F. Scott Fitzgerald was certainly onto something when he said, "The rich are different from you and me." The difference is a bit more complicated, however, than Hemingway's famous retort, "Yes, they have more money," because they have a whole lot more money.
According to "Private Wealth Groups," a new report from Cerulli Associates, the high-net-worth and ultra-high-net worth segment of the population, which the report defines as having more than $5 million in investable assets, accounts for some $5.4 trillion, or 18% of total U.S. wealth. According to the 2005 World Wealth Report from Merrill Lynch and Capgemini, the number of individuals in the U.S. and Canada with more than $1 million in assets is expected to grow by more than 8% a year through at least 2009. These wealthy individuals are used to receiving highly personalized service wherever they go–be it a restaurant, hotel, boutique, or auto dealer–and expect to pay for it.
A growing number of advisors has realized they would be better off by focusing on a few of these very wealthy clients than they would serving a larger number of individuals with only a few hundred thousand dollars each, and have transitioned from being financial planners or investment advisors to wealth managers. But just calling yourself a wealth manager doesn't make you one.
Is "wealth manager" simply a marketing term designed to appeal to wealthier potential clients? Some of the evidence, such as the recent renaming of PNC Advisors as PNC Wealth Management, might point in that direction. According to Alan Aldinger, senior specialist, corporate communications, at PNC Financial Services, PNC is "one of the nation's largest wealth management firms with more than $50 billion in assets under management and 300,000 clients." While those are in fact big numbers in aggregate, when you do the math, it works out to an average of less than $167,000/client, considerably below the $1 million or even $5 million that most advisors practicing at this level consider the minimum for wealth management clients.

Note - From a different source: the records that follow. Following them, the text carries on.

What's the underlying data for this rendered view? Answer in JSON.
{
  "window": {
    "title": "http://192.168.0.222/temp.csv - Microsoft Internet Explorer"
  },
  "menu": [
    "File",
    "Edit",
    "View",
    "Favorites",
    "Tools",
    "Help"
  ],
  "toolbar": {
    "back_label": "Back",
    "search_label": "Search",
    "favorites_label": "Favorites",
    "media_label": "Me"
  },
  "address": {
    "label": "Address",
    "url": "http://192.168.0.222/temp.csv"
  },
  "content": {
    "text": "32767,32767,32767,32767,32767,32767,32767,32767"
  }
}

According to the description in the 2005 FPA Compensation and Staffing Study conducted by Moss Adams, wealth management is the "application of a holistic approach to financial planning." In concrete terms advisors say that means being involved in, or at least aware of, all of the client's money issues–investments, retirement and estate planning, insurance, mortgages and real estate, taxes, business opportunities, charitable donations, intergenerational wealth transfer and everything else having to do with dollars and cents–as well as interacting with all the client's other professional advisors.
Wealth Managers Speak Up
How do advisors who consider themselves as providing wealth management define the term? "Unfortunately, wealth management has become a buzzword. It means different things to different firms to suit their own needs. It has become increasingly difficult for the public to understand which service providers are acting in their best interests," says William Supper, an advisor (CFP) in Morristown, New Jersey.
"An investment advisor, as the name implies, focuses on managing a client's investments and therefore is judged upon their performance relative to some benchmark. Very little, if any, attention is given to the rest of the client's [overall] financial picture," adds Robert Smith, an FPA member and CFP in Exton, Pennsylvania. "A wealth manager is…all about helping the client live the best life that they can. Therefore, a great deal of time is spent helping the client understand what is really important to them." It is only then, according to Smith, who says he has been a practicing wealth manager for more than 15 years, that a comprehensive financial plan can be developed to "serve as a guide to help make informed decisions as to which strategies are best suited to enable the client to obtain their financial and non-financial goals." Investment management is covered but so is cash flow, debt management, taxes, risk management, retirement, business issues, philanthropy, and estate planning.